Fast-forward several decades to today, Ventura is still blown away daily by the female empowerment organization.
“My daughter, Jacqueline, first started with Girl Scouts–Arizona Cactus-Pine Council in 2015. She started as a Girl Scout Daisy, and is today a Cadette,” says Ventura. “My daughter, Jordan, also started Girl Scouting as soon as she was old enough.”
Being a “troop dad” has opened Ventura’s eyes to even more about Girl Scouts than when he was a child. His time as a part of Troop 1688 proves that Girl Scouts is not just for moms but also a valuable experience for dads.
“It’s a game-changer. Girl Scouts is usually only associated with girls and women, but being a dad and supporting your daughter’s experience is rewarding. For me, one of the best parts would be the compliments I get for supporting my daughters in Girl Scouts. Hearing people tell my daughters how proud they are to see their father supporting them is one of the best feelings,” says Ventura.
Ventura’s history with the organization was not the only factor supporting his daughters becoming a part of Girl Scouts. The father of two also wanted to relay a message of confidence and independence to his daughters, a message that Girl Scouts has instilled in several million girls since its inception.
“For 109 years, Girl Scouts has provided a safe space for girls to practice leadership skills, problem-solve, take risks, identify and solve problems in their communities, share their voice for causes they’re passionate about, and pursue their biggest dreams,” says Ventura.

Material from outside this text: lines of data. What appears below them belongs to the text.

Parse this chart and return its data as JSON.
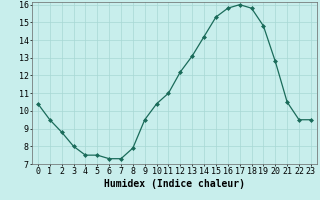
{
  "x": [
    0,
    1,
    2,
    3,
    4,
    5,
    6,
    7,
    8,
    9,
    10,
    11,
    12,
    13,
    14,
    15,
    16,
    17,
    18,
    19,
    20,
    21,
    22,
    23
  ],
  "y": [
    10.4,
    9.5,
    8.8,
    8.0,
    7.5,
    7.5,
    7.3,
    7.3,
    7.9,
    9.5,
    10.4,
    11.0,
    12.2,
    13.1,
    14.2,
    15.3,
    15.8,
    16.0,
    15.8,
    14.8,
    12.8,
    10.5,
    9.5,
    9.5
  ],
  "xlabel": "Humidex (Indice chaleur)",
  "ylim": [
    7,
    16
  ],
  "xlim": [
    -0.5,
    23.5
  ],
  "yticks": [
    7,
    8,
    9,
    10,
    11,
    12,
    13,
    14,
    15,
    16
  ],
  "xticks": [
    0,
    1,
    2,
    3,
    4,
    5,
    6,
    7,
    8,
    9,
    10,
    11,
    12,
    13,
    14,
    15,
    16,
    17,
    18,
    19,
    20,
    21,
    22,
    23
  ],
  "line_color": "#1a6b5a",
  "marker": "D",
  "marker_size": 2.0,
  "bg_color": "#c8eeec",
  "grid_color": "#a8d8d4",
  "xlabel_fontsize": 7,
  "tick_fontsize": 6,
  "linewidth": 0.9
}
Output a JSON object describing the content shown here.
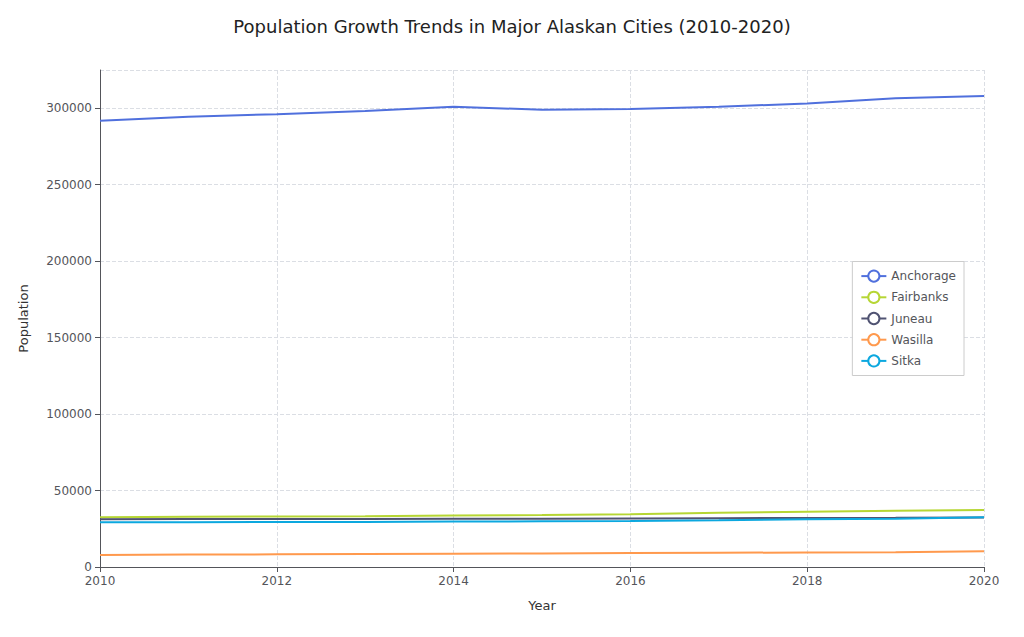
{
  "chart_data": {
    "type": "line",
    "title": "Population Growth Trends in Major Alaskan Cities (2010-2020)",
    "xlabel": "Year",
    "ylabel": "Population",
    "x": [
      2010,
      2011,
      2012,
      2013,
      2014,
      2015,
      2016,
      2017,
      2018,
      2019,
      2020
    ],
    "series": [
      {
        "name": "Anchorage",
        "values": [
          291826,
          294356,
          296112,
          298192,
          300950,
          299037,
          299535,
          301010,
          303076,
          306561,
          308050
        ]
      },
      {
        "name": "Fairbanks",
        "values": [
          32505,
          32900,
          33000,
          33200,
          33600,
          34000,
          34500,
          35500,
          36100,
          36800,
          37200
        ]
      },
      {
        "name": "Juneau",
        "values": [
          31276,
          31350,
          31400,
          31450,
          31500,
          31600,
          31700,
          31900,
          32100,
          32200,
          32386
        ]
      },
      {
        "name": "Wasilla",
        "values": [
          7831,
          8100,
          8300,
          8500,
          8700,
          8900,
          9100,
          9300,
          9500,
          9700,
          10258
        ]
      },
      {
        "name": "Sitka",
        "values": [
          29193,
          29300,
          29400,
          29500,
          29700,
          29900,
          30100,
          30500,
          31200,
          31500,
          32468
        ]
      }
    ],
    "xlim": [
      2010,
      2020
    ],
    "ylim": [
      0,
      325000
    ],
    "xticks": [
      2010,
      2012,
      2014,
      2016,
      2018,
      2020
    ],
    "yticks": [
      0,
      50000,
      100000,
      150000,
      200000,
      250000,
      300000
    ],
    "grid": true,
    "legend": "right"
  }
}
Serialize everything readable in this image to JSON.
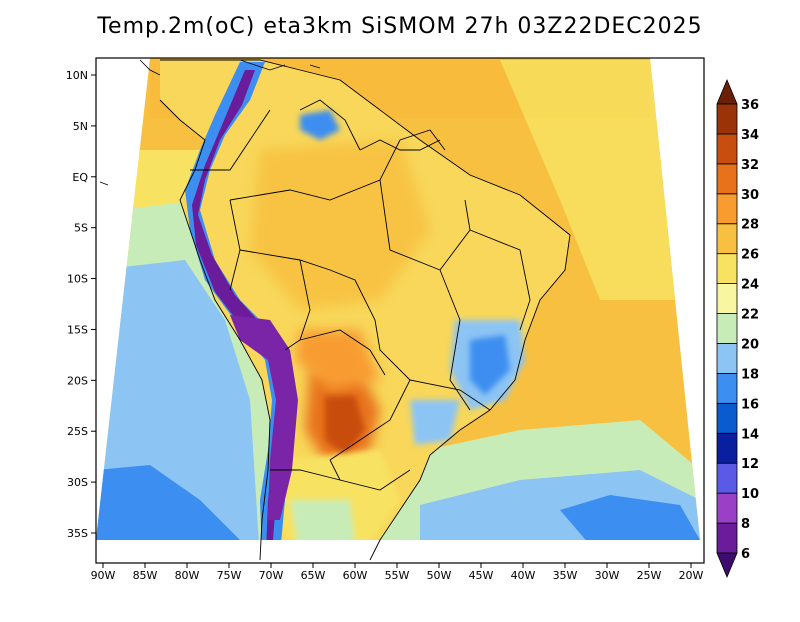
{
  "title": "Temp.2m(oC) eta3km SiSMOM 27h 03Z22DEC2025",
  "y_axis": {
    "labels": [
      "10N",
      "5N",
      "EQ",
      "5S",
      "10S",
      "15S",
      "20S",
      "25S",
      "30S",
      "35S"
    ],
    "values": [
      10,
      5,
      0,
      -5,
      -10,
      -15,
      -20,
      -25,
      -30,
      -35
    ]
  },
  "x_axis": {
    "labels": [
      "90W",
      "85W",
      "80W",
      "75W",
      "70W",
      "65W",
      "60W",
      "55W",
      "50W",
      "45W",
      "40W",
      "35W",
      "30W",
      "25W",
      "20W"
    ],
    "values": [
      -90,
      -85,
      -80,
      -75,
      -70,
      -65,
      -60,
      -55,
      -50,
      -45,
      -40,
      -35,
      -30,
      -25,
      -20
    ]
  },
  "colorbar": {
    "labels": [
      "6",
      "8",
      "10",
      "12",
      "14",
      "16",
      "18",
      "20",
      "22",
      "24",
      "26",
      "28",
      "30",
      "32",
      "34",
      "36"
    ],
    "bins": [
      {
        "min": null,
        "max": 6,
        "color": "#3c0c6e"
      },
      {
        "min": 6,
        "max": 8,
        "color": "#6a1c9a"
      },
      {
        "min": 8,
        "max": 10,
        "color": "#9a40c6"
      },
      {
        "min": 10,
        "max": 12,
        "color": "#5a5ae6"
      },
      {
        "min": 12,
        "max": 14,
        "color": "#0a1ea0"
      },
      {
        "min": 14,
        "max": 16,
        "color": "#0a5ad0"
      },
      {
        "min": 16,
        "max": 18,
        "color": "#3c8ef0"
      },
      {
        "min": 18,
        "max": 20,
        "color": "#8cc4f4"
      },
      {
        "min": 20,
        "max": 22,
        "color": "#c8ecb8"
      },
      {
        "min": 22,
        "max": 24,
        "color": "#f8f6a0"
      },
      {
        "min": 24,
        "max": 26,
        "color": "#f8e262"
      },
      {
        "min": 26,
        "max": 28,
        "color": "#f8c040"
      },
      {
        "min": 28,
        "max": 30,
        "color": "#f89c30"
      },
      {
        "min": 30,
        "max": 32,
        "color": "#e8721c"
      },
      {
        "min": 32,
        "max": 34,
        "color": "#c84e10"
      },
      {
        "min": 34,
        "max": 36,
        "color": "#9a3408"
      },
      {
        "min": 36,
        "max": null,
        "color": "#6a2006"
      }
    ]
  }
}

According to Ventura, the environment created by Girl Scouts encourages girls to show up as their true selves, allowing girls to thrive. And with the support of caring adult leaders, volunteers, mentors, and family, girls develop a strong sense of self where they feel limitless and more confident to take on challenges.
While Girl Scouts is most commonly associated with their cookie program, learning money management skills, business ethics, and people skills, the organization’s other exciting programs provide girls the opportunity to take the lead while learning and participating in a wide range of activities, including camping and outdoor skills, coding, robotics, and much more.
Ventura has seen how Girl Scouts goes far beyond just sashes, badges, and delicious cookies through the actions of his daughters.
“Since becoming a Girl Scout, I have seen them be more confident, outspoken, and self-aware of their surroundings. They are learning the value of friendship, caring about the community, and being independent,” says Ventura.
With over 750,000 adults taking part in Girl Scouts, the experience is rewarding not only for daughters but the parents as well. Going beyond just taking part in troop meetings, Girl Scout moms and dads also become cookie managers, event organizers, and overall leaders.
“Honestly, I thought it was just about going to meetings and doing activities. I did not even think about all the events and the work that goes into making Girl Scouts what it is. This whole experience for me as a father to two Girl Scouts is more than I ever expected,” says Ventura.
The numerous Girl Scout programs offered by the organization are innovative and can provide fresh experiences for both parents and daughters alike. New badges centered around STEM, outdoor activity, and entrepreneurship teach new concepts to people of all ages across the organization. The program educates while making memories and bringing the troop closer together.
“I would say camping with my daughters for the first time has been my favorite memory in Girl Scouts so far. I’ve never been much of a camper, but that experience was a special moment that they wanted to do with me,” says Ventura.
After six years of being a Girl Scout dad, the fun is not over yet! Jesse is looking forward to the future and all the memorable experiences, life-long lessons, and valuable skills that Girl Scouts has to offer for his daughters.
“I look forward to them being more assertive in decisions they make, learning life skills, continuing to help the community such as donating resources for homeless shelters, and building lasting friendships,” says Ventura.
Though many dads may think they cannot become leaders in their daughter’s Girl Scout communities, their leadership can create a bonding experience and bring them closer to their daughter’s than ever before.
If Jesse Ventura could describe his time with his daughters in Girl Scouts in one word: Memorable.